There is perhaps no female writer in Western literary history more popular than Virginia Woolf. Born Adeline Virginia Stephen, Woolf is the author of such famed books as To the Lighthouse and The Waves, and her feminist essay “A Room of One’s Own,” which explores women’s writing and its historical economic and social underpinnings. Her voice as an early modern feminist has inspired writers and activists alike since the early 1900s, and continues to inform the women’s rights movement today. And as with all great authors, we can look to her upbringing and personal life to understand how she developed into the prolific writer that she was.
Woolf was born into an upper-class household in London on January 25, 1882. Her father was Sir Leslie Stephen, a historian and author who served as the first editor of the Dictionary of National Biography. Her mother was Julia Prinsep Stephen, a nurse and an author of a book on the profession. Both of her parents had been married and widowed before coming together, and both had children from their previous marriages. Thus, Virginia Woolf was raised in a household of eight children—four full siblings and three half-siblings—at their 22 Hyde Park Gate home in Kensington. Between this home and the family’s summer cottage in St. Ives, a beach town at the very southwestern tip of England that was within walking distance to the Godrevy lighthouse depicted in her later modernist works, is where Virginia’s formative years were spent.
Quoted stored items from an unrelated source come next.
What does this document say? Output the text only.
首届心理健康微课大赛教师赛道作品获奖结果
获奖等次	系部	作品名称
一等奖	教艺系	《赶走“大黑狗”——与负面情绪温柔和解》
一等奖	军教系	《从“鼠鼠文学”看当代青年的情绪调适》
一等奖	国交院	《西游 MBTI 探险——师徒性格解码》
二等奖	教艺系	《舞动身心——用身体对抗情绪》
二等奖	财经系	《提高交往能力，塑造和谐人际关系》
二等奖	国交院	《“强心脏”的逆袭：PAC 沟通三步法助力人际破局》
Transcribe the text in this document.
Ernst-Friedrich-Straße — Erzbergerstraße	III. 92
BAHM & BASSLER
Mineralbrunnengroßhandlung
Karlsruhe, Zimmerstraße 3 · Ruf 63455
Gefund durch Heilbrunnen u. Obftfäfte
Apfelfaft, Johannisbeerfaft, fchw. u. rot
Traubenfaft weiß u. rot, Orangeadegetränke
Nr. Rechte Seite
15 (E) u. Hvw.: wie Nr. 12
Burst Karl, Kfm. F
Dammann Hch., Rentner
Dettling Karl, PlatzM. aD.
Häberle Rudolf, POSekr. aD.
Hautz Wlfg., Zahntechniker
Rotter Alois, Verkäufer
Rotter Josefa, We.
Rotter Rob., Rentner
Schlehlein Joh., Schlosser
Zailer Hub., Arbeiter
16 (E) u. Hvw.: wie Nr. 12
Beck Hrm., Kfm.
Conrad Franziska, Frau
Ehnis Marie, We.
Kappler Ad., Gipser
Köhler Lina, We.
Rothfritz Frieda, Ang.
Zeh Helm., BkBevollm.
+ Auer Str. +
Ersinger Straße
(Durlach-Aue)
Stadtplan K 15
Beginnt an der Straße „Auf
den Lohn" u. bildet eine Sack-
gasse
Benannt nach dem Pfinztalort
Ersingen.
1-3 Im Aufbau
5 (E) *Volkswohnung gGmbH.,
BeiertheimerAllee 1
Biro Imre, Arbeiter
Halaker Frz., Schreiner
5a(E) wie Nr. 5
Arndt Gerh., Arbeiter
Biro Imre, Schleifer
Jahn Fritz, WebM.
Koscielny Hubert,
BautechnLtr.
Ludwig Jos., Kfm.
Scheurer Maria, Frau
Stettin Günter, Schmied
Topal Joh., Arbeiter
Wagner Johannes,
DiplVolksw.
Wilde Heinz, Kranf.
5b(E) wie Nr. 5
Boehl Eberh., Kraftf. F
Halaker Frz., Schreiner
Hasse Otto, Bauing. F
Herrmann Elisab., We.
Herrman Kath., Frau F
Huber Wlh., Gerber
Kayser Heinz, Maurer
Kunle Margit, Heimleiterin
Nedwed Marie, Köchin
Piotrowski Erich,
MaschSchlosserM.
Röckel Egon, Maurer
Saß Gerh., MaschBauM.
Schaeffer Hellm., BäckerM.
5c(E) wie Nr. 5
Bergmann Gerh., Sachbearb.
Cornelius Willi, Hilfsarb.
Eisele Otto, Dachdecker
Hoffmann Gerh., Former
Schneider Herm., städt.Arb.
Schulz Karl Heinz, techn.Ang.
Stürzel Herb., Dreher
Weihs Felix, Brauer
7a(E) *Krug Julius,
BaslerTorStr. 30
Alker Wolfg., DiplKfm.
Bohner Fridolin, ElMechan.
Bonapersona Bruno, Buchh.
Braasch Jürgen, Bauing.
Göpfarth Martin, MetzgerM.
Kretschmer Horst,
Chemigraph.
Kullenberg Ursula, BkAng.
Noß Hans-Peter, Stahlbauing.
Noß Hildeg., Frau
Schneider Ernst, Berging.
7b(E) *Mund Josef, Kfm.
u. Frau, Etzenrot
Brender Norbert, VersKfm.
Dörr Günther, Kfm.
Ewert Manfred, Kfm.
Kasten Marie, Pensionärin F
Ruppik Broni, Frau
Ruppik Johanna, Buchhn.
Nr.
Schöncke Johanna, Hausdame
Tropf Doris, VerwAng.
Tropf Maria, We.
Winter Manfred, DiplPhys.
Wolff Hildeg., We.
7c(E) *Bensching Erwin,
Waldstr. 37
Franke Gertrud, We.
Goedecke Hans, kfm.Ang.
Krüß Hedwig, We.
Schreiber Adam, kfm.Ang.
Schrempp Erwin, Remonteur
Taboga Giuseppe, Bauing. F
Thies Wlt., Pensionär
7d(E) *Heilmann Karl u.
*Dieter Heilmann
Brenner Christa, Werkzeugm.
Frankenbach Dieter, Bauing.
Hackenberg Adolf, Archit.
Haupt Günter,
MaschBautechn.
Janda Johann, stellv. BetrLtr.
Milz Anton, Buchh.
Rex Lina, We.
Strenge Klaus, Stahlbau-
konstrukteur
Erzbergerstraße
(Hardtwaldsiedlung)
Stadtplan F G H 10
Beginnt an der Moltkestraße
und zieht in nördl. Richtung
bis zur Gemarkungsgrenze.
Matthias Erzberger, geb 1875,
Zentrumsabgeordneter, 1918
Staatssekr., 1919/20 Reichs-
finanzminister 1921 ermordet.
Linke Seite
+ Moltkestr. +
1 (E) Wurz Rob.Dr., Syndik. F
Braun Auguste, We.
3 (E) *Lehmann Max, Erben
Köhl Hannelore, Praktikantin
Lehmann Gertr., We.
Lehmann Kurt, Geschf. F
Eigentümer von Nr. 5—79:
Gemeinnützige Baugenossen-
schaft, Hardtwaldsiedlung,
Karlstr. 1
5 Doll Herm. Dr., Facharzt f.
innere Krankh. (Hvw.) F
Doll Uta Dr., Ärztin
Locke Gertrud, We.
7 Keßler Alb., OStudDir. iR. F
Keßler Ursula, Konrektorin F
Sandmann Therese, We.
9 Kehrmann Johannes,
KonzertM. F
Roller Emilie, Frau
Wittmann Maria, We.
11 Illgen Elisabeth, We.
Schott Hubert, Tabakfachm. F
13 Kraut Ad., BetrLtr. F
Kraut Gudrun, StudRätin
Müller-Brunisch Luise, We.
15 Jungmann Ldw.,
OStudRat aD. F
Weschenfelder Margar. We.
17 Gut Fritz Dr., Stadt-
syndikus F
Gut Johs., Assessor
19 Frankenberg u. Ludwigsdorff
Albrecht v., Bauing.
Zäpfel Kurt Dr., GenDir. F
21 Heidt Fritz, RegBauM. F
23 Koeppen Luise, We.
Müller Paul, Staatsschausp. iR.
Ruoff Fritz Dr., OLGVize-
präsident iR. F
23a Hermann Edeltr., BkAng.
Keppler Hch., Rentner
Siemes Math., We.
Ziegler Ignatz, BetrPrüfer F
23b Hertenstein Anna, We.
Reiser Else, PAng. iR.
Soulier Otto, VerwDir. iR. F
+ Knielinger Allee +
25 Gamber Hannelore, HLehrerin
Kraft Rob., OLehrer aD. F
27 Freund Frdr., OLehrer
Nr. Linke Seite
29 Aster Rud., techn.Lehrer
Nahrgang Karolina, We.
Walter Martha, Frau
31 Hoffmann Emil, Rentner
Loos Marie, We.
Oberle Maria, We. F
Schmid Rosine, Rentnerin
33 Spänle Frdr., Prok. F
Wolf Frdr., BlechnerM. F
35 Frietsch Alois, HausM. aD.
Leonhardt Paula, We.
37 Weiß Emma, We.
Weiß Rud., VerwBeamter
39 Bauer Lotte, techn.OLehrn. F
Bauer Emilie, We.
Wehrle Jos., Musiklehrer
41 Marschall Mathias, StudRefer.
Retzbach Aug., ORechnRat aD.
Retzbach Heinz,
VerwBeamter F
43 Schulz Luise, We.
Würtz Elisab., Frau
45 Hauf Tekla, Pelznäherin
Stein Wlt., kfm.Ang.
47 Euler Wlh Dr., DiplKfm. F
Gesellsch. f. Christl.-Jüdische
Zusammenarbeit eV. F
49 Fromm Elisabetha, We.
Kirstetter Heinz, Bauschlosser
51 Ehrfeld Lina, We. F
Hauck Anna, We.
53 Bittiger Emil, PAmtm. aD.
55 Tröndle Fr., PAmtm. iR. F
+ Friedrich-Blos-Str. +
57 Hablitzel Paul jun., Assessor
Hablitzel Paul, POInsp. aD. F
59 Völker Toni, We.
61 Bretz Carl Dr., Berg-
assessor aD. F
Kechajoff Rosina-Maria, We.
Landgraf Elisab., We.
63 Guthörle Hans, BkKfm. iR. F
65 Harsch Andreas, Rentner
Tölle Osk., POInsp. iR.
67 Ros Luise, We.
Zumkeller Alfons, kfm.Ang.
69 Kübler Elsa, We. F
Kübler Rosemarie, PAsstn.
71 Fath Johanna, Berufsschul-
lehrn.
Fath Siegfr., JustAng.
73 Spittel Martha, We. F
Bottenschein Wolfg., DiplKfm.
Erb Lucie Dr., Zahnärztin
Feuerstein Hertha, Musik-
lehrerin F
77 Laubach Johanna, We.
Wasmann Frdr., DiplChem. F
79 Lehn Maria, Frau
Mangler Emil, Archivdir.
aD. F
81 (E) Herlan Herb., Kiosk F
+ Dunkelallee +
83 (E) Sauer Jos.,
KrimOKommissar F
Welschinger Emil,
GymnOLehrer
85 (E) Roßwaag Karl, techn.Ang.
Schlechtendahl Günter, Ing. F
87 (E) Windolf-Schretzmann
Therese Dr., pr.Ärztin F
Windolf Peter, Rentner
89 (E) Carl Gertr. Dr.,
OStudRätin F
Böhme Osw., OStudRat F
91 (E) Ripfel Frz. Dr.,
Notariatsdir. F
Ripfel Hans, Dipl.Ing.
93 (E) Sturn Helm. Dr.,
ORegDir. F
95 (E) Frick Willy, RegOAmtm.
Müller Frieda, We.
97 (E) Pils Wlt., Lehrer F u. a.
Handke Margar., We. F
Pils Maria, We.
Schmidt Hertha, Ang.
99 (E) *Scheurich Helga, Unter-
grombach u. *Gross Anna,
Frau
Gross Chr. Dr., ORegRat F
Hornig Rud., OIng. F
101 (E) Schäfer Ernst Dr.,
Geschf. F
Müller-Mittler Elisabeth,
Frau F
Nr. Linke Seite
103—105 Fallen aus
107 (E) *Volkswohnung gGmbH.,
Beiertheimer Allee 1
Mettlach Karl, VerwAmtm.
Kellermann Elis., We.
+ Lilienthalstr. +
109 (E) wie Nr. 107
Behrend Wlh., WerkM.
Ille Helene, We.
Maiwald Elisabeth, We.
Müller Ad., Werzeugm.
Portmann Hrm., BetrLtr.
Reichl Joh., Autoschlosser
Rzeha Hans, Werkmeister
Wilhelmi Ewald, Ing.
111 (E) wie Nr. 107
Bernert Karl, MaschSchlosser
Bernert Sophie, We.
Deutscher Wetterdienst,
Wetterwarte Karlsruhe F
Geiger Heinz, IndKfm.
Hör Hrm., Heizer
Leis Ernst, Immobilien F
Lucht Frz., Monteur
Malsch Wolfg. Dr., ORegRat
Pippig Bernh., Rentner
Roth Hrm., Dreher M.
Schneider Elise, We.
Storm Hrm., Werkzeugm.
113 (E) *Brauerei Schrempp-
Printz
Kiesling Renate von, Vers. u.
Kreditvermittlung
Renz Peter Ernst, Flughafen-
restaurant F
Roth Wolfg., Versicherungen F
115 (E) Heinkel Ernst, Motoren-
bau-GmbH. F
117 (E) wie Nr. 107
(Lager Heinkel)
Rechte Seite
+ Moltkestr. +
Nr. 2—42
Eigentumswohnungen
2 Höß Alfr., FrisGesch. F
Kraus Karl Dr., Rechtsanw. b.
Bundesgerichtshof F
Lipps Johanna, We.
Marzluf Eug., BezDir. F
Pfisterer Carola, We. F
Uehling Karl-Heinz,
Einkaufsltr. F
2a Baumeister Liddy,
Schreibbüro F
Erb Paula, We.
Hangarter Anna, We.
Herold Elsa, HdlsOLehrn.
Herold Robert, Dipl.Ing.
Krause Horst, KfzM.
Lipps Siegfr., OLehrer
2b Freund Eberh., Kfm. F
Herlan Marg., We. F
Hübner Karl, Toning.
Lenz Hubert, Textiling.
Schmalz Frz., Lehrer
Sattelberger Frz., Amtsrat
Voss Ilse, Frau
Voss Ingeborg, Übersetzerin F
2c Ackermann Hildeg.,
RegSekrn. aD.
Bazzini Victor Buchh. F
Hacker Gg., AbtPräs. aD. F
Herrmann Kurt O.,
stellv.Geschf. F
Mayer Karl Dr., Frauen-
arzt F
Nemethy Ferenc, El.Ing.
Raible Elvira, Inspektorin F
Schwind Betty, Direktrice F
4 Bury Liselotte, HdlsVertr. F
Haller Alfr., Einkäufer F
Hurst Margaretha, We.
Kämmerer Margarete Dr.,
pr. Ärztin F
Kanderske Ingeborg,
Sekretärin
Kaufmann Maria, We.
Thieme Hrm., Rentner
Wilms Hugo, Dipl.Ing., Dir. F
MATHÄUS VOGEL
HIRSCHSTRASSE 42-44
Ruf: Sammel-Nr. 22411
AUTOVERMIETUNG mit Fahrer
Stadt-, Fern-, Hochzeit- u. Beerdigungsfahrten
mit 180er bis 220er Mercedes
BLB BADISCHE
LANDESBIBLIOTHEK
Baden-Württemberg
Woolf’s parents were both freethinkers, and were quite progressive for their time. They were well connected within artistic and literary circles, and thus Virginia grew up in an environment that supported her creative endeavours. What’s more, her parents believed in education for women, so Virginia and her sisters were educated at home, with uncensored access to her father’s extensive Victorian library. Virginia often writes in her essays about the joy of being able to hide away in the library and get lost in the world of stories, poetry and plays. This early literary influence prompted her to start writing as a very young girl, creating a family newspaper called The Hyde Park Gate News that documented her family’s humorous anecdotes.
However, Virginia’s childhood was as infused with trauma and hardship as it was with joy and learning, which helps explain her lifelong battle with severe depression. Most researchers agree that her inner struggles began after being sexually abused by her half-brothers George and Gerald Duckworth in 1888 at the age of six. This, followed by the sudden death of her mother in 1895, resulted in Virginia having her first nervous breakdown. Her mental health issues were then exacerbated two years later when her half-sister Stella, who had taken up responsibility for the family following their mother’s death, passed away at the very early age of 28 upon return from her honeymoon.
Despite her nervous breakdowns, Virginia managed to take classes in German, Greek and Latin at the Ladies’ Department of King’s College in London and to continue writing, most essays and short stories. During her four years at King’s College she met a number of radical feminists who were at the helm of educational reforms, and with whom she resonated in terms of purpose and perspective. Her life began to pick up, and she found herself in the midst of a very exciting and meaningful movement. Unfortunately, the death of her beloved father in 1904 sent her into new depths of despair, and she was subsequently institutionalised for a number of months.
After she was released that same year, her sister Vanessa and brother Adrian sold their Hyde Park Gate family home and purchased a house in the Bloomsbury area of London. The move proved extremely difficult for Virginia at first due to her attachment to her childhood home, and in particular her father’s library. However, her life in Bloomsbury soon blossomed. By the end of 1904 she started reviewing and writing articles for the Time Literary Supplement. She also met, through her siblings’ connections, an intellectual circle of artists and writers that formed the Bloomsbury Group. The group was most famous for their 1910 Dreadnought Hoax, a practical joke in which members of the group dressed up as a delegation of Ethiopian royals and successfully persuaded the English Royal Navy to show them their warship.
Virginia’s role in the stunt as a bearded man caught the attention of Leonard Woolf, a writer and member of the Bloomsbury Group. He took quite a fancy to Virginia, and they were subsequently married in 1912. More than just husband and wife, Virginia and Leonard were professional collaborators, and Leonard Woolf a caring husband for the chronically moody and depressed Virginia. Leonard supported Virginia’s writing career, which already taken off with the publication of her first novel, The Voyage Out, in 1915, a novel that she had been working on since 1908. As a therapy for her mental health condition, he purchased Virginia a small hand printing press that the Woolfs used to print their personal works. But by about 1922 their small printing hobby turned into a full-time publishing press, and Hogarth Press became a business. From this point on until her eventual death by suicide in 1941, Woolf published most of her works—including Ms. Dalloway (1925), To the Lighthouse (1927), “A Room of One’s Own” (1929), and The Waves (1931)—through Hogarth Press, leaving behind an incredible literary legacy.